Our fridge, we find, is never full for long.
We cannot seem to keep ourselves away.
Upon return from school we form a throng
about the cage and hunt for food and play
by thinking ‘bout the matches we can make.
“Do you want ice cream with your apple pie?”
“Or how about some fruit with chocolate cake?”
There always seems to be a large supply
and so we find our joy in making things
that put together what we have inside,
to find surprises in whate’er that brings.
It worked for us until today we cried,
“Oh no! We really cannot go on in this way!”
“We’ve more ideas than food—it’s not okay!”

Chana masala

3 tablespoons vegetable oil
1 medium-sized yellow onion, diced
2 cloves garlic, minced
1 can garbanzo beans, rinsed and drained
1 medium tomato, diced
2-3 tablespoons curry powder or mixed Indian spices (cumin, coriander, clove, chili, fenugreek seeds, ginger, pepper, tumeric, etc.)
2-4 tablespoons of water
salt to taste
cilantro, lemons, tomatoes, onions for garnish

Heat oil on medium heat in skillet. Add onions and saute 5-8 minutes until translucent and fragrant. Add garlic and saute for another minute. Add garbanzo beans and saute until heated through. Add tomatoes and some water, cover skillet and lower heat. Allow mixture to cook for another 10-15 minutes, depending on how hungry you are.
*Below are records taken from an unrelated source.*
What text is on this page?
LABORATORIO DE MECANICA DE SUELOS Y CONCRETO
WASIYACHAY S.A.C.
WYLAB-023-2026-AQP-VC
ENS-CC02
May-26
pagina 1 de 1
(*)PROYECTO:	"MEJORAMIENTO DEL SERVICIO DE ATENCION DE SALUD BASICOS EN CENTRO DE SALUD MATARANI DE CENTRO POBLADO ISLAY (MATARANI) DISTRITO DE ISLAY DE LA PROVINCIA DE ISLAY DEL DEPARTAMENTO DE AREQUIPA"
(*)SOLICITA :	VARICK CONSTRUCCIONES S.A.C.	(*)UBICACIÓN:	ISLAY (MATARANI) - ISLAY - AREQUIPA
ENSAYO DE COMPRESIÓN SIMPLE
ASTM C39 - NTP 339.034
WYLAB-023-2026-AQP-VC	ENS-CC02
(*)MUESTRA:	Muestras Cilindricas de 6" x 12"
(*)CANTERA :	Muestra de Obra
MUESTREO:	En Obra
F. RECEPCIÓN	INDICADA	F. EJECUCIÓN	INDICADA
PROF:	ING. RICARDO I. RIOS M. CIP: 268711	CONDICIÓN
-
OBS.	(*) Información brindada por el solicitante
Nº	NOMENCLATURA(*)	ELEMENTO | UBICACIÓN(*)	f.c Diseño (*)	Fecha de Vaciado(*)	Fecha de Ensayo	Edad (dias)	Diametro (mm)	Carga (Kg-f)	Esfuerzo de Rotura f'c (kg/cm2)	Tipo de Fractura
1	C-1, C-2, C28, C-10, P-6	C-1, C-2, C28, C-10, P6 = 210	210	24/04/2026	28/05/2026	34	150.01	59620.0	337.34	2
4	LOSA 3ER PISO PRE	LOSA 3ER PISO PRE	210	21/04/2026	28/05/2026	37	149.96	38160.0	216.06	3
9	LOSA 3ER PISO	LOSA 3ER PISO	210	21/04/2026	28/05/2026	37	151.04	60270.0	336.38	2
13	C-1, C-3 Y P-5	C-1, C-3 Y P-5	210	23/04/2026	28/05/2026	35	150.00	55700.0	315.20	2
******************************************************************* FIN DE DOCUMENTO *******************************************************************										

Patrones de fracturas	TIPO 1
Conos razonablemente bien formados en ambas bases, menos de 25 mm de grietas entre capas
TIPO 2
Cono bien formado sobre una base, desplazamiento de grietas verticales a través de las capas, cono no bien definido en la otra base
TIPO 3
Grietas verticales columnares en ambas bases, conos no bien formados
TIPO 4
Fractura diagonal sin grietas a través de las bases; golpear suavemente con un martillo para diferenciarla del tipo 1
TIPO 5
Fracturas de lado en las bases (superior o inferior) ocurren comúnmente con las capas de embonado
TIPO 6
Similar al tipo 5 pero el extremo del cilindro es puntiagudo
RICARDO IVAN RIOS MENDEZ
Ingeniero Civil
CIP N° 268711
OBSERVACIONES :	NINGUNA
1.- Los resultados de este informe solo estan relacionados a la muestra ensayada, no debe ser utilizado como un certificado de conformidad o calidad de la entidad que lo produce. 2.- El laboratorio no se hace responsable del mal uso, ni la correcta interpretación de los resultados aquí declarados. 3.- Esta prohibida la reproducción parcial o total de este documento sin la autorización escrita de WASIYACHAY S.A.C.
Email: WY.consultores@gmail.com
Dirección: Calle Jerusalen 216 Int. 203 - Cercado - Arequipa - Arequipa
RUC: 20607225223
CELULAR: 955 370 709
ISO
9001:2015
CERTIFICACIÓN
Garnish with chopped cilantro, slices of lemon, etc. and serve with hot naan or basmati rice. Serves 3 or 4.

Pico de gallo

3 medium-sized tomatoes, diced (I usually use Roma because they are firmer and easier to cut, but any will do)
1/2 white onion, minced
2-3 cloves garlic, minced
1 jalepeno pepper (sometimes I use serrano if I want it extra spicy)
1 handful of cilantro leaves
1 lime (I like to use Meyer lemons if we have them from our tree)
pinch of kosher sea salt

Basically, it all goes together in a bowl. A few tips: you can seed the jalenpeno if you like it less spicy. After cutting the lime in half, first score it by using a knife to cut an 'x' so that it squeezes more easily. Add salt to taste, but also note that it helps with cut the pungency of the onions and the acidity of the tomatoes. Adjust the proportions to your taste. And it definitely improves upon sitting in the fridge. But it usually doesn't last that long at our place! Serve with tortilla chips.